At first glance, it may seem that women in northern Mozambique might enjoy more power than women in other places, at least in the agricultural sector. In this region, land is often passed through matrilineal rather than patrilineal lines. And since the enactment of the Mozambique Land Law in 1997, one might expect that women here are better able to access land and retain control over land they bring with them into marriage. But a new discussion paper finds that women in northern Mozambique still control only about 30 percent of rural land plots, and are able to make planting decisions on only about 70 percent of the plots they control. Why is this so, and what steps can be taken to increase women’s agricultural empowerment?
The paper’s author, Senior IFPRI Research Fellow Alan de Brauw, uses data from 36 communities in Zambezia Province to determine who controls each household’s farm plots, who makes decisions regarding which crops to plant, and how income generated from crop sales is used. The same communities were surveyed for a previous study on the nutritional impact of orange-fleshed sweet potato on children [link], meaning that the majority of households surveyed are made up of younger families with small children; this factor may help account for relatively high female control of land in the sample.

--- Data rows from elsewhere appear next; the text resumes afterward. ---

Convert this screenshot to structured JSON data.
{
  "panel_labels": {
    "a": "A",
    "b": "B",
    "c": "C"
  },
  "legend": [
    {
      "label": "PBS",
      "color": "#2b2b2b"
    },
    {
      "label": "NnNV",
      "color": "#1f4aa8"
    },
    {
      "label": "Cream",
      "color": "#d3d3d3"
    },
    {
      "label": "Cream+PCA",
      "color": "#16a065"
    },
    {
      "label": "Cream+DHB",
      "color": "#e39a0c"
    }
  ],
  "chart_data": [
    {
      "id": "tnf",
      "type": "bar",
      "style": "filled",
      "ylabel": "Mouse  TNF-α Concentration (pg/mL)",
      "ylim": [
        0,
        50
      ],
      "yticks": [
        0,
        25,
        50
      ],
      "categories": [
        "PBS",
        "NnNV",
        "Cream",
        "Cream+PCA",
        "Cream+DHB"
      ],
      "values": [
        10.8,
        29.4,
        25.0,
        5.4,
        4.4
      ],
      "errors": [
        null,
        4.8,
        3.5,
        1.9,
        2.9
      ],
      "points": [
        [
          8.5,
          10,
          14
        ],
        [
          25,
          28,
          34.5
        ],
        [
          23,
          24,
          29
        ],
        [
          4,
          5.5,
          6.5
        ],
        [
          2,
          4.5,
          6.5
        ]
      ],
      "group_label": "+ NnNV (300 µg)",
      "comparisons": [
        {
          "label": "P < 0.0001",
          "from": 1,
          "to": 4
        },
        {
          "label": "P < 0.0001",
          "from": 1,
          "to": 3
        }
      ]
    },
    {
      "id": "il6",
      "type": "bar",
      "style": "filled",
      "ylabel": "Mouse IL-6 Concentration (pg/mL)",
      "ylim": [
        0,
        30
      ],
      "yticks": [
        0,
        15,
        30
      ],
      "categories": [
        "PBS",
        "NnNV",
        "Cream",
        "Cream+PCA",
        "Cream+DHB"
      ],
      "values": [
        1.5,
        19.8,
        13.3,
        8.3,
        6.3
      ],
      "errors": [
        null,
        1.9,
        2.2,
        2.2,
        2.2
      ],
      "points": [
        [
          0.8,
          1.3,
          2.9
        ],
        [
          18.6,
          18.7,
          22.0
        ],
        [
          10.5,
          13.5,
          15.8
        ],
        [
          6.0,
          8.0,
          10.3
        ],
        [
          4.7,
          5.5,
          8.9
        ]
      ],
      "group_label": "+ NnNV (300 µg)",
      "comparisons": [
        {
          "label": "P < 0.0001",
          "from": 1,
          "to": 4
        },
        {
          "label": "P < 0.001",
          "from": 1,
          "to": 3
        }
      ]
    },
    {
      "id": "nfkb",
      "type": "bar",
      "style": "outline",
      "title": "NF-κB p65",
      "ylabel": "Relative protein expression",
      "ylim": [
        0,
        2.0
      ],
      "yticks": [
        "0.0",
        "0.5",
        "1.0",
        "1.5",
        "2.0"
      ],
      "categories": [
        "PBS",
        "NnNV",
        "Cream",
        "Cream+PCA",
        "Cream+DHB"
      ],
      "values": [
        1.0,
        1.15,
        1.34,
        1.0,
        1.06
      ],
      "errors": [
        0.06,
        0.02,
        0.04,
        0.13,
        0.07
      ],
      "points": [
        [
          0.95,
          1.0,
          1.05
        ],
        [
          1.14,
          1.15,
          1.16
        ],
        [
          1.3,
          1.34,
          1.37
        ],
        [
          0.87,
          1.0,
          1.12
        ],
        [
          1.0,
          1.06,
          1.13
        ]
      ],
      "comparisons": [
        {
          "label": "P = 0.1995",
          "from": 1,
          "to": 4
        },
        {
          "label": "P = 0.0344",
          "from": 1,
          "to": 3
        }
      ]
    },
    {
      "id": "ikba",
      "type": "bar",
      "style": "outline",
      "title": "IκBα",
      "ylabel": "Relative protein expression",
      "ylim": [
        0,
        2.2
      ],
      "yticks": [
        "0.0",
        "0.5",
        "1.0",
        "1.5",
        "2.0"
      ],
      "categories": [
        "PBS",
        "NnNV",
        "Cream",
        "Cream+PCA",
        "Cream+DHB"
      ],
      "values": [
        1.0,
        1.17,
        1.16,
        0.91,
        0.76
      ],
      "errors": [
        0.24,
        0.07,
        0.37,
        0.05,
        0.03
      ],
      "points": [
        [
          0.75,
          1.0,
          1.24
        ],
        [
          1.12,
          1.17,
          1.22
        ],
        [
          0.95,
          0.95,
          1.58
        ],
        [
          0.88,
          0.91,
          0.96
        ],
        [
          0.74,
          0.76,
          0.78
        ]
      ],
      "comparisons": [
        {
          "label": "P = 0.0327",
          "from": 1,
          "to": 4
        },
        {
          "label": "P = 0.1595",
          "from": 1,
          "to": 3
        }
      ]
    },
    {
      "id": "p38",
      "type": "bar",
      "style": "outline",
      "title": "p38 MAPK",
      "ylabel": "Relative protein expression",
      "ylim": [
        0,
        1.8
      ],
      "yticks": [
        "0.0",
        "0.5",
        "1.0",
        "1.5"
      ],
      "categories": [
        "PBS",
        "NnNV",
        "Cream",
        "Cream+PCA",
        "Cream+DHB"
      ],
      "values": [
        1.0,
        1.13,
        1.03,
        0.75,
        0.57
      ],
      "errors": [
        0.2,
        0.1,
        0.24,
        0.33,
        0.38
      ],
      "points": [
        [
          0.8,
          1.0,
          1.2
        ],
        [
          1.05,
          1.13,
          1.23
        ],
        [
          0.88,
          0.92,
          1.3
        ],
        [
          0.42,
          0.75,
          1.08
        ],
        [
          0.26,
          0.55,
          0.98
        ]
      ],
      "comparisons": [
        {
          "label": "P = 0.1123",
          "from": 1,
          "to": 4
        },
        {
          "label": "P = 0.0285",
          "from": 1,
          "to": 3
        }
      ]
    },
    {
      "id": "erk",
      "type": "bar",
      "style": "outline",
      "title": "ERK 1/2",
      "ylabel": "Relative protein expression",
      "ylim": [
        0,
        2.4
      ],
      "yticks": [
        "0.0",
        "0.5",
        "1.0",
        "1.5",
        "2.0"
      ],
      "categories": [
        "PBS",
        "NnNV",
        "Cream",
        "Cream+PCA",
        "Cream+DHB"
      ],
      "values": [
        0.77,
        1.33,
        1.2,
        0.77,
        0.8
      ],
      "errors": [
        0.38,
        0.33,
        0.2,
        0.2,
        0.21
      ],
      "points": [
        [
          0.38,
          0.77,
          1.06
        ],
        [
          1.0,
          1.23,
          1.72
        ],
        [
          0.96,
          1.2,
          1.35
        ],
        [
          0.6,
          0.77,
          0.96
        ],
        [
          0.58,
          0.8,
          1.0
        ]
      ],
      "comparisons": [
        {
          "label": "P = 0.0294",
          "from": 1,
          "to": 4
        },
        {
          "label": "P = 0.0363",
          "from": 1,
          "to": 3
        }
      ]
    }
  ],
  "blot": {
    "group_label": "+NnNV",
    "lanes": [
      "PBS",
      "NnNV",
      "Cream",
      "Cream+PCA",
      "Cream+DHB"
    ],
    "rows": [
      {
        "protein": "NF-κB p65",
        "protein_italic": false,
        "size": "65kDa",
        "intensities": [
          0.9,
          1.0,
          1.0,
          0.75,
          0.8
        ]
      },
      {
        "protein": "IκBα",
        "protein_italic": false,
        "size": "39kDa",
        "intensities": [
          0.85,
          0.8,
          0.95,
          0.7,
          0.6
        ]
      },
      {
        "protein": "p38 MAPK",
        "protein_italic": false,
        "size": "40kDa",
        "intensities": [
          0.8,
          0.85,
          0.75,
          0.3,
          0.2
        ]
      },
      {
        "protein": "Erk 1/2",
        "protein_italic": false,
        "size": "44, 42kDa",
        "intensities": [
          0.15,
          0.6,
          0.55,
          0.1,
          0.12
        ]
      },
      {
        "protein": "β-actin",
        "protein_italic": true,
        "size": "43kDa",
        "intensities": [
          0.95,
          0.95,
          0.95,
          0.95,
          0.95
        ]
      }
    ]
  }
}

However, controlling a plot of land does not necessarily equate to control over decision-making about the plot. Even on female-controlled plots, women make only 70 percent of the decisions regarding what to plant; de Brauw finds that this number is even lower in male-headed households, where women make only 60 percent of the cropping decisions for the land they control. On the other hand, in female-headed households, women make all of the cropping decisions.
De Brauw also discovers differences not only in who makes planting decisions, but in what those decisions are. When men manage plots, they tend to plant more crops than women, regardless of who actually owns the plot. When women manage plots, they tend to both plant and sell fewer crops, and place less emphasis on more complicated cash crops. Finally, when men manage plots, their farm incomes are significantly higher (20-50 percent higher, in fact) than women’s incomes when they manage plots themselves.
One of the paper’s most significant findings, however, is that women appear to have more decision-making power when men had access to off-farm labor six years prior to the survey. When men work outside the farm, even seasonally, they tend to leave women in charge of managing their own plots. Men’s access to off-farm labor could also explain why women seem to have less interest in more profitable, but more difficult to grow, cash crops; if a household can generate additional income from the man working in off-farm labor, the woman may not see the economic need to engage in farming cash crops.
De Brauw’s research has important policy implications because when women are empowered economically and socially, they can be a force for global development. Recent research shows that empowering women, particularly rural women working in the agricultural sector, can enhance children’s welfare and might even improve a country’s overall economic development. But the constraints that rural women face vary considerably from country to country and even within countries, making it difficult to pinpoint broad policies that will work for all women. De Brauw emphasizes the need to look on a case-by-case basis to determine the specific factors impacting gender inequality in a particular area. In the case of northern Mozambique, his results suggest that programs to increase access to off-farm labor could be a key pathway to foster women’s empowerment.